Dr Hawa Abdi, famed for donating her backyard to treat thousands of displaced Somalis, is more popular through her work in the Hawa Abdi Foundation.
Dr Hawa Abdi Dhiblawe was a prominent Somali female human rights activist, founder and chairperson of the Dr Hawa Abdi Foundation and one of Somalia’s first female obstetricians.
She died on Tuesday morning, but the circumstances surrounding her death remain unestablished at the moment.
Dr Hawa Abdi was a Nobel Peace Prize nominee. Her work is credited for saving the lives of thousands during some of Somalia’s darkest moments. She cared for the wounded, the sick – often for free – at a hospital she established on her family’s land in 1983.
What began as a humble one-room operation would eventually care for close to 90,000 people during Somalia’s catastrophic drought in 2011.
When the civil war broke out in 1991, Dr Abdi’s grandmother implored her to stay behind and use her skills to assist the most vulnerable. She witnessed firsthand the devastation that occurred in Somalia early after the collapse of the government.
In 1971, she began her medical career as one of Somalia’s first female gynaecologists working in Mogadishu’s most prominent hospital.
Dr Hawa Abdi was born in Mogadishu in 1947 and attended local elementary, intermediate and secondary academies.
In 1964, she travelled to Kiev in Ukraine to study gynaecological medicine with the help of a Soviet scholarship.

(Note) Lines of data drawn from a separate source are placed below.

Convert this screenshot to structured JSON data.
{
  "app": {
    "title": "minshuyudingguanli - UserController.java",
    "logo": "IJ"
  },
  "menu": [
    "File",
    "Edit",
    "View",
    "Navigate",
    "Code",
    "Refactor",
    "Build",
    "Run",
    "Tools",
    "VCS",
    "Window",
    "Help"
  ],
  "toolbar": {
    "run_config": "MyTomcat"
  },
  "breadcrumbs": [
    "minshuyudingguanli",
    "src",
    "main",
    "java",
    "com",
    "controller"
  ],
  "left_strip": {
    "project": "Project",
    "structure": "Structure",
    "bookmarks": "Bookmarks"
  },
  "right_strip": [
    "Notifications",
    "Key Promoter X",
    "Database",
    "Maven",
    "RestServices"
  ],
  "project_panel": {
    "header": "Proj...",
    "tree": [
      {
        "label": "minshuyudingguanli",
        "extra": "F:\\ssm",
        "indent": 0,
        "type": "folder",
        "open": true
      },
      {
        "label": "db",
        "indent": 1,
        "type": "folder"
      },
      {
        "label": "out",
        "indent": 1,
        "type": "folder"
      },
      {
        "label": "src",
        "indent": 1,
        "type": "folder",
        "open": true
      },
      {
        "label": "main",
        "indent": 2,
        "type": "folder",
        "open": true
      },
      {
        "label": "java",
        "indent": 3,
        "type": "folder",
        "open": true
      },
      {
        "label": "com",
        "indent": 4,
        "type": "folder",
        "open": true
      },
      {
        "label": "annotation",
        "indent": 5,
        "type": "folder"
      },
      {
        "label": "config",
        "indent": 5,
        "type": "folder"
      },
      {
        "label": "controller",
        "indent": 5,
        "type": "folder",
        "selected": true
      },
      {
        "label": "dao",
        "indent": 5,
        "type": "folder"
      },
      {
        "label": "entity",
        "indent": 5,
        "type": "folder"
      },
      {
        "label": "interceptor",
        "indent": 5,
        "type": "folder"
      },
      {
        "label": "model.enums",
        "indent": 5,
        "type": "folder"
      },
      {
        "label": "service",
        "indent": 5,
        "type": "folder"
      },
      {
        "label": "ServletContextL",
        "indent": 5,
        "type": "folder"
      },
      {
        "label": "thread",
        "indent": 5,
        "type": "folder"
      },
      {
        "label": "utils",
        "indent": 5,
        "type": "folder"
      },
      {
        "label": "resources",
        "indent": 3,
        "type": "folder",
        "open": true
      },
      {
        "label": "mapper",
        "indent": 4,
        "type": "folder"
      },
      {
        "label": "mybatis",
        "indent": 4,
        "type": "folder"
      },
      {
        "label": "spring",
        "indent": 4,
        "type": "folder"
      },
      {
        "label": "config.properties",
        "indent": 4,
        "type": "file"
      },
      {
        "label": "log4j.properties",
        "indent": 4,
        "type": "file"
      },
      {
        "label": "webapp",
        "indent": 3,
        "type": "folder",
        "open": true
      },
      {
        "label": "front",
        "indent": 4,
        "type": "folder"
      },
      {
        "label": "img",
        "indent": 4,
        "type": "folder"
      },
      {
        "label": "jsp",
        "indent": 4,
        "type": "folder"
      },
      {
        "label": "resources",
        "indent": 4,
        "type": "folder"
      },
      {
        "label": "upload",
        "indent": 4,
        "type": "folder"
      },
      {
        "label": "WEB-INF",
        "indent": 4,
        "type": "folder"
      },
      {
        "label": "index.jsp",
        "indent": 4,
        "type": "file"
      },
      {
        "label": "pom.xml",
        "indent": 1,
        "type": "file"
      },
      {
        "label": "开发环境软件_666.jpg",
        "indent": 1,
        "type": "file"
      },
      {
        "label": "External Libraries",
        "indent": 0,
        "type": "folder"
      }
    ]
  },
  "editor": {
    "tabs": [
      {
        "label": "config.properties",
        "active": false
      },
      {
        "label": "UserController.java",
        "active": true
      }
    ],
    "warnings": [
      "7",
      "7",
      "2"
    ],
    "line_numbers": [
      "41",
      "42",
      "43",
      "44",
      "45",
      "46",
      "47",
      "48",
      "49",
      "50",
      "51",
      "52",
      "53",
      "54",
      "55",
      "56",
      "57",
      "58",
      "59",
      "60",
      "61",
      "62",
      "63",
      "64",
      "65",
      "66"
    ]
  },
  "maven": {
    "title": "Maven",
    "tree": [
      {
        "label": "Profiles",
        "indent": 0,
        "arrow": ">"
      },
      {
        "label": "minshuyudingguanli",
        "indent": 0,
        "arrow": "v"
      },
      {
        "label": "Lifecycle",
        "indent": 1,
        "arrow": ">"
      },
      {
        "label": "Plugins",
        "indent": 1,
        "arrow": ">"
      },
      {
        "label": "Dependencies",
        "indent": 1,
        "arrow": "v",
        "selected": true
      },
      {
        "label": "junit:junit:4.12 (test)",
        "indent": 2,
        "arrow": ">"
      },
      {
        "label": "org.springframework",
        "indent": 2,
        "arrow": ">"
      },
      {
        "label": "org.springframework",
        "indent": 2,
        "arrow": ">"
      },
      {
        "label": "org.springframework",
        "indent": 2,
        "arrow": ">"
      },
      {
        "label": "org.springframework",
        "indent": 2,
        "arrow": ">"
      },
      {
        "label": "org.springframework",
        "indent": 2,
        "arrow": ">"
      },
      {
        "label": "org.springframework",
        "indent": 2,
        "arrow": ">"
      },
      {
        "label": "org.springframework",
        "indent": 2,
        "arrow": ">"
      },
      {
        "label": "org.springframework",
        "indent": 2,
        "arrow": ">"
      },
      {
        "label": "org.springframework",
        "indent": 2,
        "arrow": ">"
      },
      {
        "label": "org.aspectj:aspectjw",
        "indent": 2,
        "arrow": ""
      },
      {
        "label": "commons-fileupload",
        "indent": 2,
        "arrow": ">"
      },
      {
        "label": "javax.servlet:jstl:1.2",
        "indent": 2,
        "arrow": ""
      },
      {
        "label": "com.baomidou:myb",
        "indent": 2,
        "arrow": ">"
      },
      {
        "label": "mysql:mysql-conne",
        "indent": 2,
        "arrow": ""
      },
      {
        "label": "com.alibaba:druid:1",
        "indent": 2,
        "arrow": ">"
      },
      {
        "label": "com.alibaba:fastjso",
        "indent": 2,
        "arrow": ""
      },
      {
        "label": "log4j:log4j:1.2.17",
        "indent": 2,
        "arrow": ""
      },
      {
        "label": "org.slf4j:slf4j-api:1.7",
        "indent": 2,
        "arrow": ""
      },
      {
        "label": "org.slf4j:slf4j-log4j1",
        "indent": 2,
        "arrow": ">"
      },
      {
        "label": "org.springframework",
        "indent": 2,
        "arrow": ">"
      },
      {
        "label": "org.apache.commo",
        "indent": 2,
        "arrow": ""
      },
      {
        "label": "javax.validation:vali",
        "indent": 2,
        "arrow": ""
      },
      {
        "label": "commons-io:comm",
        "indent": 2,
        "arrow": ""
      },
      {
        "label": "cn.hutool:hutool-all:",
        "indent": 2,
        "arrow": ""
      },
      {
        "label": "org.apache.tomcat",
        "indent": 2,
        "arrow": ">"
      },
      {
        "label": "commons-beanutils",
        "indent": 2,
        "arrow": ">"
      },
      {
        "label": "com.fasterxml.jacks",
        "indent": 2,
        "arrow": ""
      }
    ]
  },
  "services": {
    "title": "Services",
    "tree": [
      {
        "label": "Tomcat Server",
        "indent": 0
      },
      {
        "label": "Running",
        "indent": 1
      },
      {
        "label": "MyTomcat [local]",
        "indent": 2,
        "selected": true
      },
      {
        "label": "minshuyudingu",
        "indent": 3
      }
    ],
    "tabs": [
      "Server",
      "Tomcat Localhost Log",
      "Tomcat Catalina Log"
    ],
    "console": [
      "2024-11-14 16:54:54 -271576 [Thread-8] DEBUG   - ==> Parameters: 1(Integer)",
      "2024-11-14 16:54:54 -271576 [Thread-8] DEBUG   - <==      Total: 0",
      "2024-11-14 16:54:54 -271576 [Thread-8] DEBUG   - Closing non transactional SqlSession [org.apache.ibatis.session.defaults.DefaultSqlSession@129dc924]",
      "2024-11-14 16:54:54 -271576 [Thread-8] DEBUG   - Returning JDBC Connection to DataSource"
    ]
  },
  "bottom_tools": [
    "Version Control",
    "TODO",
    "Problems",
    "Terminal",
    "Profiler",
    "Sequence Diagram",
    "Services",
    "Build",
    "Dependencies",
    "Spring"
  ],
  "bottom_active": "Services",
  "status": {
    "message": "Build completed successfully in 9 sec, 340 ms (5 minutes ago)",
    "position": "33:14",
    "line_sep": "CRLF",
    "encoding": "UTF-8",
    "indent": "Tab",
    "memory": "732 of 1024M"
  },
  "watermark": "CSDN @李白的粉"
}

She quickly recognised the lack of resources for a hospital birth outside the capital and decided, in 1983, to open her clinic known as the Rural Health Development Organisation (RHDO) in the outskirts of Mogadishu. She focused primarily on the treatment of women from non-urban areas.
For the Somalis, her death was a painful loss and albeit grieved, they are grateful for the kind of life she lived.